Secondly, you compliment me by saying I’m an accomplished public speaker. I don't know whether you’ve had an opportunity to see a movie that has gotten worldwide circulation called “The King’s Speech.” Well, but for the royal blood and the money, that could have been me. I was a serious stutterer when I was in school as a child, as a high school student, and even into college. And I practiced very, very hard by myself, standing in front of a mirror, trying to annunciate without contorting my face.

When you think about it, whether it’s China or America, the only impediment people feel free to make fun of and humor of is a stutterer. If I had a deformed face, you would not make fun of my face. But if I stood before you and ta-ta-talked to-to-to you like that, you’d do what you’re now -- you’re smiling. And it’s offensive. It’s offensive. Because it is a serious impediment. When one stutters, people believe they are stupid. People believe they are not worth much. And there’s tens of millions of people around the world trapped with a keen mind and big heart, trapped inside of a body that cannot articulate what they feel.

And the reason I bother to mention that to you is to get to the third and most important point. Speech, communication -- to state the obvious -- is the currency of understanding. It’s the currency with which we exchange ideas. It’s stuff from which flows the sense of whether one is being truthful or honest or sincere. We judge from the way people speak whether they’re being transparent and open, whether they're being cramped and cabined. And so the thing that I’m most embarrassed about in my career of 38 years of having an opportunity to literally meet every major world leader in the last 38 years. I was elected as a 30 -- 29-year-old, young man from modest means. And I’ve had that opportunity. The thing that always embarrasses me is -- and in the back of my head, I’m embarrassed in front of you -- I’m embarrassed I can’t speak to you in Chinese. I would -- seriously -- I would rather be able to honor you and show my respect for you by speaking your language, as you honor me by speaking mine.

And so language, the ability not only to master the ability to put your ideas into words succinctly on a platform to communicate ideas to your own people, it is even more impressive when you have the capacity to do that and communicate your ideas, especially as future business and political and moral leaders of the world in the language of the people to whom you are speaking.
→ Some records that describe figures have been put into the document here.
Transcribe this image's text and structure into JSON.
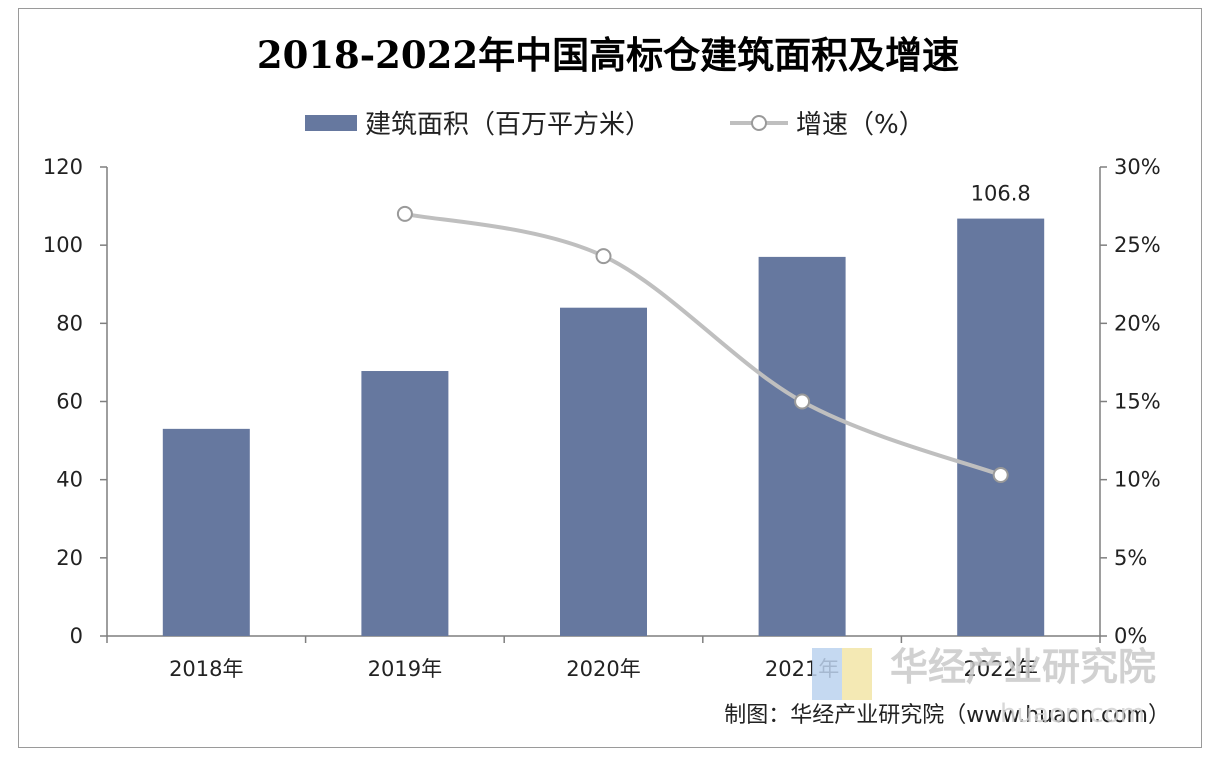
{
  "chart_data": {
    "type": "bar",
    "title": "2018-2022年中国高标仓建筑面积及增速",
    "categories": [
      "2018年",
      "2019年",
      "2020年",
      "2021年",
      "2022年"
    ],
    "series": [
      {
        "name": "建筑面积（百万平方米）",
        "type": "bar",
        "axis": "left",
        "values": [
          53,
          67.8,
          84,
          97,
          106.8
        ],
        "color": "#66789f"
      },
      {
        "name": "增速（%）",
        "type": "line",
        "axis": "right",
        "values": [
          null,
          27.0,
          24.3,
          15.0,
          10.3
        ],
        "color": "#bfbfbf"
      }
    ],
    "y_left": {
      "ylim": [
        0,
        120
      ],
      "ticks": [
        "0",
        "20",
        "40",
        "60",
        "80",
        "100",
        "120"
      ]
    },
    "y_right": {
      "ylim": [
        0,
        30
      ],
      "ticks": [
        "0%",
        "5%",
        "10%",
        "15%",
        "20%",
        "25%",
        "30%"
      ]
    },
    "data_labels": [
      {
        "category": "2022年",
        "text": "106.8"
      }
    ],
    "legend_position": "top-center",
    "grid": false
  },
  "source": "制图：华经产业研究院（www.huaon.com）",
  "watermark": {
    "name": "华经产业研究院",
    "url": "huaon.com"
  }
}
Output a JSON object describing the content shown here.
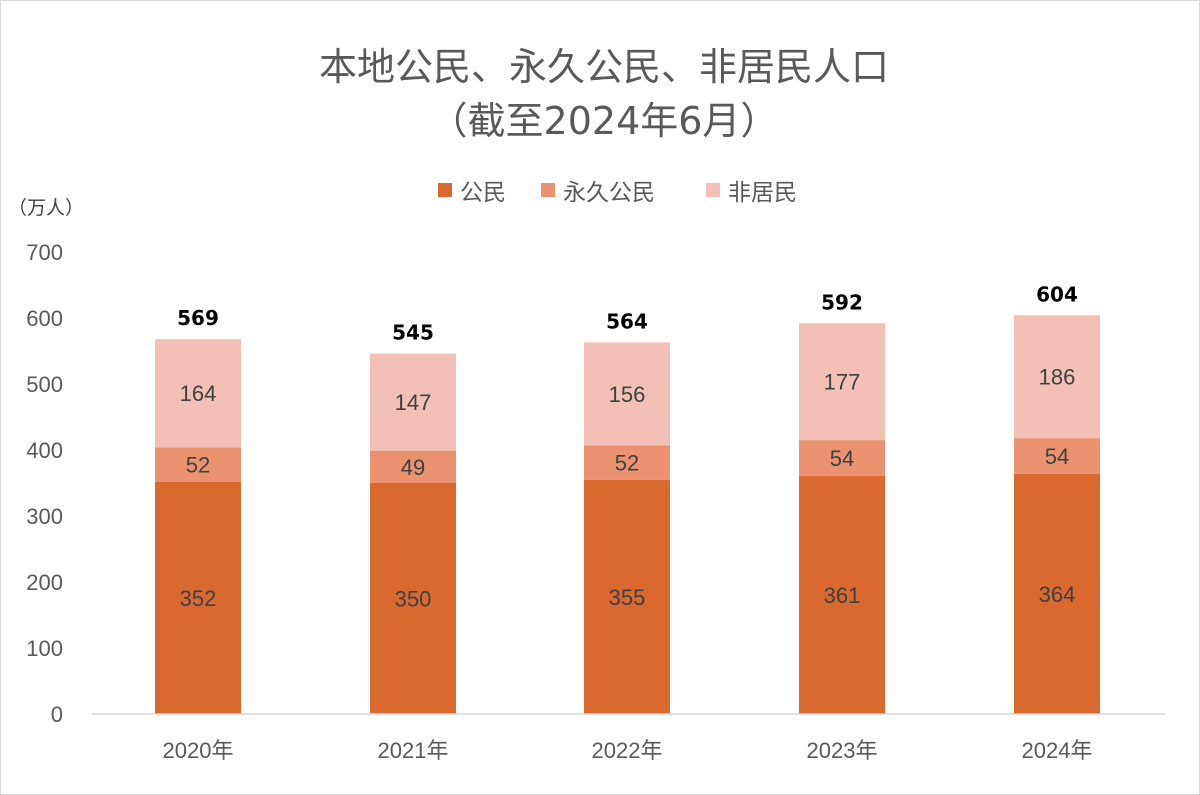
{
  "chart_data": {
    "type": "bar",
    "stacked": true,
    "title": [
      "本地公民、永久公民、非居民人口",
      "（截至2024年6月）"
    ],
    "ylabel": "（万人）",
    "xlabel": "",
    "ylim": [
      0,
      700
    ],
    "yticks": [
      0,
      100,
      200,
      300,
      400,
      500,
      600,
      700
    ],
    "categories": [
      "2020年",
      "2021年",
      "2022年",
      "2023年",
      "2024年"
    ],
    "series": [
      {
        "name": "公民",
        "color": "#d9692f",
        "values": [
          352,
          350,
          355,
          361,
          364
        ]
      },
      {
        "name": "永久公民",
        "color": "#eb9370",
        "values": [
          52,
          49,
          52,
          54,
          54
        ]
      },
      {
        "name": "非居民",
        "color": "#f2c0b4",
        "values": [
          164,
          147,
          156,
          177,
          186
        ]
      }
    ],
    "totals": [
      569,
      545,
      564,
      592,
      604
    ],
    "legend_position": "top-center",
    "grid": false
  }
}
So I think there is no greater resource that a nation could seek than having a group of people who were able to communicate in the same idiom, the same dialect, the same -- the same pattern as the people to whom as they're speaking. Because this is all about -- all about -- understanding one another.

Let me conclude by saying this. My father was a high school-educated man. He never went to a university and -- nor did my mother or anyone in my family at that time. But my father was an elegant, decent man -- eloquent and elegant, decent man. My father used to have an expression, and maybe it’s the best way for me to conclude my comments with you all, and I wish I could stay later -- longer, sincerely wish I could. He used to say, Joe, the only conflict that is worse than one that is intended is one that is unintended. The only conflict worse than one that is intended is one that is unintended.

Language, speech, interchange, openness, communication -- that is the material that can be used to lessen the possibility of the unintended, the unintended conflict. I have great faith in all of you. I mean this sincerely. You’re an incredible country, an incredible people. And the fact there’s a hundred thousand students here at this great university, the fact that there are millions of Chinese at universities throughout -- throughout this country; the fact that there’s 130,000 Chinese nationals speaking -- citizens, going to American universities is the stuff which gives me faith.

Believe in yourselves. Believe in yourselves. You have the capacity to do anything, anything anyone in the world has ever done. And the more you do, the better off my granddaughter and my great granddaughter’s generation are going to be.

Thank you for the honor of being here. (Applause.) Thank you, all, very much. (Applause.)